Contraté a una banda de covers integrada por cuatro deslumbrantes chicas instrumentistas. Tatuada una de ellas como encarnación humana de la Capilla Sixtina. Dueña, otra, de una melena rojiza que hubiera podido iniciar un incendio equivalente al del Lobohombo. Una letal Lolita en la batería y una cantante de formas discretas, pero armada con una mirada capaz de detener un trueno.

No fui yo, sin embargo, sino mi novia de entonces la que se prendió con la visión de las cuatro Afroditas rockeras. Sin que lo esperara, me siguió hasta el baño del bar. Me empujó hacia dentro como el diablo me habrá de meter un día al infierno y me regaló de cumpleaños un furioso fellatio. Digno de una vampira que me quisiera dejar vacío de sangre.

Pateé. Grité hasta quedarme ronco. Casi me convulsiono. Experimenté un orgasmo brutal porque minutos antes, ella y yo habíamos compartido un cigarro de mariguana que disparó hasta el cielo nuestras sensaciones.

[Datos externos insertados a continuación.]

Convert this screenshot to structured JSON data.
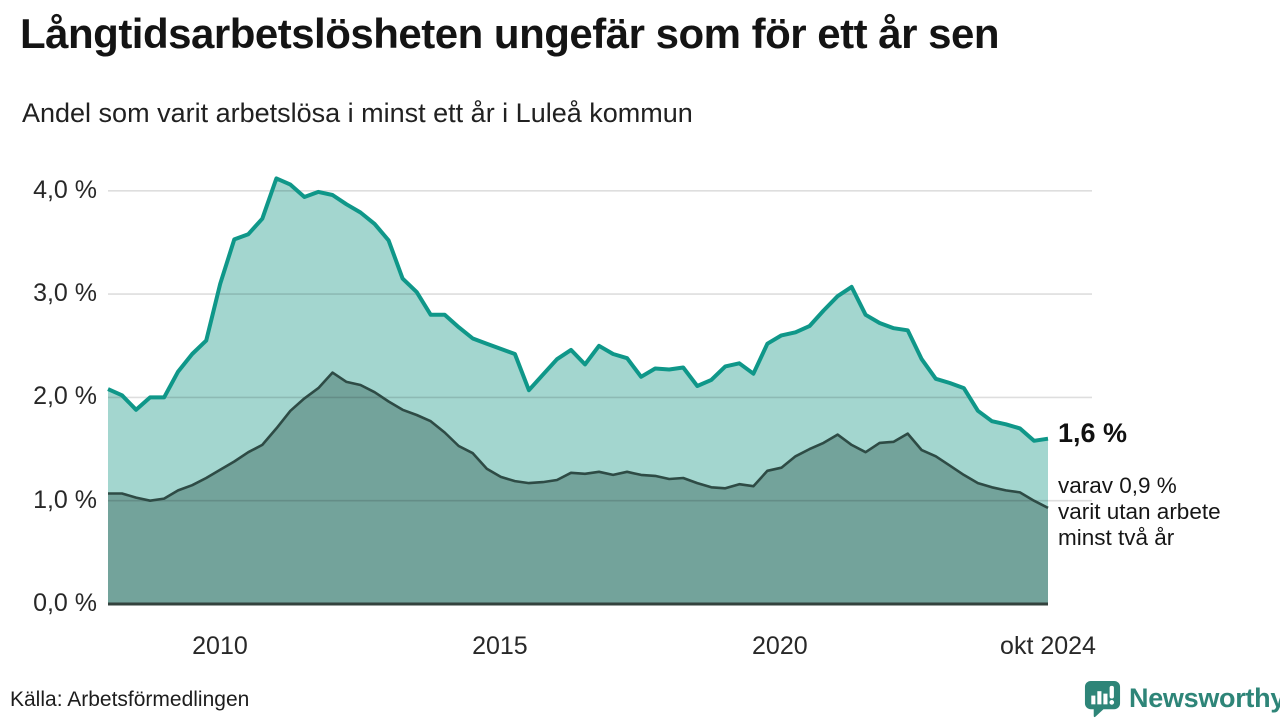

Por fortuna, los tamborazos de la banda de rock opacaron el soundtrack de nuestra propia película porno.

No ha sido la única vez que he tenido una aventura en lo que suele ser el territorio más pequeño de cualquier casa o negocio. El baño.

En la Universidad, otra novia y yo le rompimos el lavabo a un amigo durante una fiesta.

Hasta la fecha, la anécdota sale en la conversación cuando los excompañeros nos reunimos. Se vuelven a doblar de la risa cuando me evocan saliendo del sanitario, con los pantalones mal puestos y mojado de pies a cabeza porque el grifo explotó cuando apoyé a mi ex sobre la cerámica del lavamanos. Igual que en las películas porno.

Lo peor de todo es que, a diferencia de lo que hice yo con Empédocles y Rosarito, a nosotros no nos cambian los nombres.